In Squire Phin it was fixity of purpose and the steady loyalty of a firm, pure, true love that could wait.
Down in Smyrna the summer visitors still listen with mingled emotions to the story of the loves of Moses Britt and Xoa Emerson.
After they became engaged Moses worked for eight years accumulating enough money to buy three-eights of a fishing schooner. Xoa toiled at housework in various families, picked blueberries for the canning factory, and, by any employment that came to her hand, earned and saved for the little home that they had planned.
“We won’t get married till we can have our house built and furnished and ready to step into,” was the mark they had set thriftily for themselves.
The house went up, so old Mell Cowallis remarked, like the way “Figger-Four” Avery walked—steady by jerks: one year the foundation, another year the side walls and roof, a third year the chimneys and the lathing and clapboards—and so on for successive seasons, according as the fishing prospered and the work-stained fingers of Xoa tucked away the clinking change and the worn dollar bills.
Now it came to the time when Xoa resolved to fulfill the dream of her life and have a bow window of ample dimensions, the model of the one on Sheriff Morton’s big house, where she had worked for years in the kitchen, envying all the time the luxurious ease of the sheriff’s wife lolling on a divan in the window. But this window meant postponing the marriage a year, and with the house so nearly completed Moses had begun to express an entirely natural anxiety to get married.
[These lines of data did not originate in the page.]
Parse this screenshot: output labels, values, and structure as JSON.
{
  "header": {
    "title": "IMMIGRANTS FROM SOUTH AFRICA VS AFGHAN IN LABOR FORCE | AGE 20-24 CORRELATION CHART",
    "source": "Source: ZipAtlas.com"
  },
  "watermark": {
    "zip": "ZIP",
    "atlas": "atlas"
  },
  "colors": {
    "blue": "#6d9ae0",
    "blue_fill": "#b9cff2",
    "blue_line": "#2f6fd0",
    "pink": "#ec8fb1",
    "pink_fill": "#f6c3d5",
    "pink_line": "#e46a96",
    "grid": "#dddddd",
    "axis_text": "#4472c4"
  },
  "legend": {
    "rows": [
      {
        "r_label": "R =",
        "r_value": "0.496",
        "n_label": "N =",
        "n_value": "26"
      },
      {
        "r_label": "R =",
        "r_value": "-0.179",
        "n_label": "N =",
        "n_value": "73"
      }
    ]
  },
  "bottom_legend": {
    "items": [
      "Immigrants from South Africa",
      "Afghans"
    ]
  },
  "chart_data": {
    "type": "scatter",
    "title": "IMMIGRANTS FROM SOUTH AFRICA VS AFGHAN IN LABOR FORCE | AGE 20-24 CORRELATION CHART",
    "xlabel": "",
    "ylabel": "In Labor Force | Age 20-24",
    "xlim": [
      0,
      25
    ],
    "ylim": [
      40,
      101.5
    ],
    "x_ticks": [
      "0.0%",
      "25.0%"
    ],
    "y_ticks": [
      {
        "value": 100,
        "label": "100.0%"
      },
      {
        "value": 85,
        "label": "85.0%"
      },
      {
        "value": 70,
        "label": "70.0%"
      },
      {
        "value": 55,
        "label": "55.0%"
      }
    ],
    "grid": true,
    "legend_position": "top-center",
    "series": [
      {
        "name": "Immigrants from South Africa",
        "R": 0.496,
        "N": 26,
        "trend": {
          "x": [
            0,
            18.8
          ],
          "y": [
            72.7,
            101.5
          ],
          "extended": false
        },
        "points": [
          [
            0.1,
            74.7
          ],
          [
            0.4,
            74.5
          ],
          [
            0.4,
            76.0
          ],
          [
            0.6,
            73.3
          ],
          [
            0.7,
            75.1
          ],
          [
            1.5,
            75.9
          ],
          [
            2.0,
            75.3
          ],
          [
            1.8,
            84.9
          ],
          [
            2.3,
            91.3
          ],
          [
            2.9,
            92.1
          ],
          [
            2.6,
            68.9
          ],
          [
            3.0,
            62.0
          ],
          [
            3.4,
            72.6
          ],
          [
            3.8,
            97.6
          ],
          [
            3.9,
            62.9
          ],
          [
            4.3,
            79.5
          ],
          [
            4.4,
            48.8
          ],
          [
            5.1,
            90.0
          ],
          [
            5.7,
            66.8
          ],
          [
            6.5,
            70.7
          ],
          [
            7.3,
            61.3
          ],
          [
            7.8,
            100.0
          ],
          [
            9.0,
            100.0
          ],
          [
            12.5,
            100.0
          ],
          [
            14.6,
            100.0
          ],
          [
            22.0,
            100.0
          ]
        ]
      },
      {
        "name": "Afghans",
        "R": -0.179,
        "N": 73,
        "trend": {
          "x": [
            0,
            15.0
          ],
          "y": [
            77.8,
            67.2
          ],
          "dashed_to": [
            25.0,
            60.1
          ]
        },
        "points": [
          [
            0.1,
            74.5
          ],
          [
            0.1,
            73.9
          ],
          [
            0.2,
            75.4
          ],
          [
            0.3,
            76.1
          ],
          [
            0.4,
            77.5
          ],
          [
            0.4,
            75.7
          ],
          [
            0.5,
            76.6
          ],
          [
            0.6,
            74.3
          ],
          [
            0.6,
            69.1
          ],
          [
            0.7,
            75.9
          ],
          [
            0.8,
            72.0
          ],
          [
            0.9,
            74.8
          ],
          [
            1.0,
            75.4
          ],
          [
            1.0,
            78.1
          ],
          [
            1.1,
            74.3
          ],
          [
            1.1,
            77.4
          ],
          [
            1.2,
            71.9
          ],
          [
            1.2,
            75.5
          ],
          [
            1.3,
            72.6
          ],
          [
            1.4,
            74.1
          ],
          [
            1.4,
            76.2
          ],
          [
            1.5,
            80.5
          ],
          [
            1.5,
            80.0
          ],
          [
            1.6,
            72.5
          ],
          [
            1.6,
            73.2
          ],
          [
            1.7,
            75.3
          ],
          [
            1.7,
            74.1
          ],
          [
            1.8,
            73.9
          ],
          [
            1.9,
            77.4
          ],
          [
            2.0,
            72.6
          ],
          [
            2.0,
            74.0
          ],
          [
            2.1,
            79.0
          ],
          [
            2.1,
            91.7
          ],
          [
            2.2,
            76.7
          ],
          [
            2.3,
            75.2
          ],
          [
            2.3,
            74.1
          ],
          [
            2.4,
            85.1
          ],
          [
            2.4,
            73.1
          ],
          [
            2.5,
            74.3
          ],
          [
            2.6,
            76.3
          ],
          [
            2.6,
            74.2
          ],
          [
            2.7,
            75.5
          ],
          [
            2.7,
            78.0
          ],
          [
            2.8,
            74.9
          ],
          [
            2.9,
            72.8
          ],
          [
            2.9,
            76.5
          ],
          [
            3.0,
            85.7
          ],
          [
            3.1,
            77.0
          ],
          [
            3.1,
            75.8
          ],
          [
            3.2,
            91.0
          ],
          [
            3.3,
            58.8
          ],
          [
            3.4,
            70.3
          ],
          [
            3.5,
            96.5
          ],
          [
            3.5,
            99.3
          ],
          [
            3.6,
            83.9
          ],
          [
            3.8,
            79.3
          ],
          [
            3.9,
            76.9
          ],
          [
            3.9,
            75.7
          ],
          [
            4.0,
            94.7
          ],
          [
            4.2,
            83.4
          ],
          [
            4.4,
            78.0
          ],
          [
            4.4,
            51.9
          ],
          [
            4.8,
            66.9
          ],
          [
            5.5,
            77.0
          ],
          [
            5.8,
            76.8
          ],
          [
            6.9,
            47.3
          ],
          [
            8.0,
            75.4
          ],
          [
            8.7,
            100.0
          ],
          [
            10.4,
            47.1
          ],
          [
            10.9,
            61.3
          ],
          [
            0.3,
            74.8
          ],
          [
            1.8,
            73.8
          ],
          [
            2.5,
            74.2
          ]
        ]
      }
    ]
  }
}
Xoa, with the bow window filling her vision, could not understand this sudden haste in one who had been always as philosophic over delays as she herself.
“You think more of your old bow winder than you do of me,” cried Moses, in sudden jealousy. And he sailed away on a trip to the Banks, biting his stubbly gray beard in pique.
And ere one week had gone a legacy came to Xoa from her aunt Persis—just enough of a legacy to put on that bow window. So she hired carpenters in haste and set them at work, determined to have her way before the return of Moses. On one evening when the expanse of glass in that window was glowing redly in the beams of the setting sun, the “Xoa and Laura” sailed up the reach with her flag at half mast, and reported the loss of Moses Britt and his dory mate, smashed under in a fog by a roaring steamship.